In We’re Alone: Essays (Graywolf, Sept.), novelist Edwidge Danticat reflects on creativity, family, and Haiti.
The title of your collection references the special relationship authors share with their readers. How is that relationship central to the book?
That relationship has always been central for me as a reader. When I was a child in Haiti, I was surrounded by lively storytellers and enjoyed being an audience member in that setting, but the first time I was given a book, it felt like the most intimate relationship with story that I’d had. You can sit in a corner with a book and it’s just you and the author, and that’s something that’s carried me throughout my whole life. The title is meant to honor that relationship, that special feeling of being tucked away with a book, that feeling of being alone together.
How do you think about structure when crafting an essay collection?
I wanted these essays to flow into one another, to show that it’s all an ongoing conversation. One thing that was very important for me was this idea of a person exploring and thinking about the world from where they write while also thinking about things beyond the desk. How do you frame that? How do you put that together? I think that’s always the challenge faced by writers. One of the beauties of the essay is that it allows you to figure out what you think. When the collection is done, it doesn’t mean you have a conclusive answer, but at least you’ve explored something more deeply.

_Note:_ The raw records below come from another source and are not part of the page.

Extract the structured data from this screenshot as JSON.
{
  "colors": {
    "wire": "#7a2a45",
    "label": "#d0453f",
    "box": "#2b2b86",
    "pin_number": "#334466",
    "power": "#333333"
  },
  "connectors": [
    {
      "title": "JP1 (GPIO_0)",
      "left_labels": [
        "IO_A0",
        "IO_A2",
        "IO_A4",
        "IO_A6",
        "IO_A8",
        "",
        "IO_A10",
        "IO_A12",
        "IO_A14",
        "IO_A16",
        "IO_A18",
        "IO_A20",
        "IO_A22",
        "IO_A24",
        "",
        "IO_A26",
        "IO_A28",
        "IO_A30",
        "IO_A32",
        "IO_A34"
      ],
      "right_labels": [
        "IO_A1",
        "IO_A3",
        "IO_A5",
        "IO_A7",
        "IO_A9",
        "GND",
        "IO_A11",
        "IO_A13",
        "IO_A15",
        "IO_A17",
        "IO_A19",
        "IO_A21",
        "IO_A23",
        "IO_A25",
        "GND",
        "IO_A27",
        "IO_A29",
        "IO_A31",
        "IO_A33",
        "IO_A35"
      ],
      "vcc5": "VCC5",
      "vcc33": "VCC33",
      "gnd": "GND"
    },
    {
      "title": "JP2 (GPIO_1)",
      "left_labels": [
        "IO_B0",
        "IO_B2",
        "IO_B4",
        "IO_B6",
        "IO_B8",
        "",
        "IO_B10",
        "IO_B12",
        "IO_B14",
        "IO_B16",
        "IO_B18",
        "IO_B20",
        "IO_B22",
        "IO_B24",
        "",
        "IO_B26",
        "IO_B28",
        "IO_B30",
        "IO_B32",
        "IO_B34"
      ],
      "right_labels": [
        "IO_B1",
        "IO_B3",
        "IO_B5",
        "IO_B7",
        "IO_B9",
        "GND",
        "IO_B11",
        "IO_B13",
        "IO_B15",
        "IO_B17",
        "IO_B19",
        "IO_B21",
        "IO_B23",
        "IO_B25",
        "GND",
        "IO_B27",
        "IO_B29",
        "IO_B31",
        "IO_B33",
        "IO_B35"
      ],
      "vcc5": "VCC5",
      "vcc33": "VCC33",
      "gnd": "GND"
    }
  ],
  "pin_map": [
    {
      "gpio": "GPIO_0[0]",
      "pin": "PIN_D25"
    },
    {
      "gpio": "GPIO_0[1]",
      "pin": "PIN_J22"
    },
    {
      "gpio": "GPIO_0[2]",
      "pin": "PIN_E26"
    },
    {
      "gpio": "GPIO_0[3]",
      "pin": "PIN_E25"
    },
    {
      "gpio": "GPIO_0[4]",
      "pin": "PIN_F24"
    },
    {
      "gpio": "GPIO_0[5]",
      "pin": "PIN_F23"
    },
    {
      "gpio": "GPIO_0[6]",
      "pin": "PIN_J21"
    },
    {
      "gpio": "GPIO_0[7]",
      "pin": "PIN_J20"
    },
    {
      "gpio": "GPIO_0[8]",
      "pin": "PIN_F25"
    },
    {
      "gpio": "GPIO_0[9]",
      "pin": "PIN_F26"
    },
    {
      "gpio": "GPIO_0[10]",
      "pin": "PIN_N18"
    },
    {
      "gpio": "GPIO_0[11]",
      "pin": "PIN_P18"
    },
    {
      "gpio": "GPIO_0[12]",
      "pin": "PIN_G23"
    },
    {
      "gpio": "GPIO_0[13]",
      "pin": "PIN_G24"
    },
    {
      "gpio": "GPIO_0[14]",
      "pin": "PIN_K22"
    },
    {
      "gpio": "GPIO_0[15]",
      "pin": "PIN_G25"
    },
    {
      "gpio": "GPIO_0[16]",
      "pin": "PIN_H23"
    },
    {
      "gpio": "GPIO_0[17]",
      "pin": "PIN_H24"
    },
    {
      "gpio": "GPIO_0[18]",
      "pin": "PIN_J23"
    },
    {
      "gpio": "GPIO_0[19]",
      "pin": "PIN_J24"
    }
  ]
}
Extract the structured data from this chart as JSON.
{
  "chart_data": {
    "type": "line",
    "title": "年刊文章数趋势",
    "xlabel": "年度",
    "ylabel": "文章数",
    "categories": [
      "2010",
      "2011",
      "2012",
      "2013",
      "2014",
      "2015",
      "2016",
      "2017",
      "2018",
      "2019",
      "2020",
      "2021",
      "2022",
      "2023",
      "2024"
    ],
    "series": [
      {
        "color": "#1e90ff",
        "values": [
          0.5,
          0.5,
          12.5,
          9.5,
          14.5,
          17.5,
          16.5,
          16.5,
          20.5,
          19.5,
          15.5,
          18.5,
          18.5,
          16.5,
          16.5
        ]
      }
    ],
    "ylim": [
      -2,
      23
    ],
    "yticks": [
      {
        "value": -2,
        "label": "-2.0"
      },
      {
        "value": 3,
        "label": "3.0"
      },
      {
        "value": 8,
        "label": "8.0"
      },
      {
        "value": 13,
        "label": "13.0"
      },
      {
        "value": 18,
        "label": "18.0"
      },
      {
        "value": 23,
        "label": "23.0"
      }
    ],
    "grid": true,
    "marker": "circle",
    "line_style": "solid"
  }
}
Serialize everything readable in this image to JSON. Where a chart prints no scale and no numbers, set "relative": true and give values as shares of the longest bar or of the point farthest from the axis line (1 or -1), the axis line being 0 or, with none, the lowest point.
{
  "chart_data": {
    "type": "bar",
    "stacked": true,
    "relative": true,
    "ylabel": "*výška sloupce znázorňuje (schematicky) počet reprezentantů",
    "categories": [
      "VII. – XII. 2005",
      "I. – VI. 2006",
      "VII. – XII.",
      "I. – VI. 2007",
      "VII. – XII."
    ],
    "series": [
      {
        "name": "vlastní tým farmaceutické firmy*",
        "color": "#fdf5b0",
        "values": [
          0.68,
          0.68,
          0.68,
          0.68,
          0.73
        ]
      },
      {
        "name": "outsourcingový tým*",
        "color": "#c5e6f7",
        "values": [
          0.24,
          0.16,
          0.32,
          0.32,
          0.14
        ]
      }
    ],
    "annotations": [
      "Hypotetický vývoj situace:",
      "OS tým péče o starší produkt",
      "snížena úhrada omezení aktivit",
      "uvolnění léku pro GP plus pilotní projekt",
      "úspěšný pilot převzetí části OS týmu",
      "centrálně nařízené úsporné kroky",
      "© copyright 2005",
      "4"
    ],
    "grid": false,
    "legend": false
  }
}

You’ve written essay collections, novels, memoirs, and children’s books. What do essays allow you to do that other forms don’t?
This will sound a little strange, but the format allows me to scare myself. It allows me to push past a certain boundary and find beautiful things in the resulting discomfort. I consider myself a private person, yet at the same time when I’m writing these sometimes intimate things, it just feels like I’m trusting the reader. It pushes me beyond my comfort zone in a way that I feel brings me to this other space in writing where I can dig deep, where I’m extremely vulnerable.
Your mother is a major presence in this collection, but you mention that she never wanted you to write about her. How do you balance your artistic aims with the wishes of others who may not want their story told?
It’s something I’ve always struggled with. For my book Create Dangerously, for example, there was one essay where I had to negotiate with an aunt of mine and said, “What if I change your name?” Because ultimately I’d rather have my relatives in the essay collection. I think for a lot of writers, if you write memoir, there’s always that negotiating of respecting people’s spaces and lives, and you’ll never get it fully right.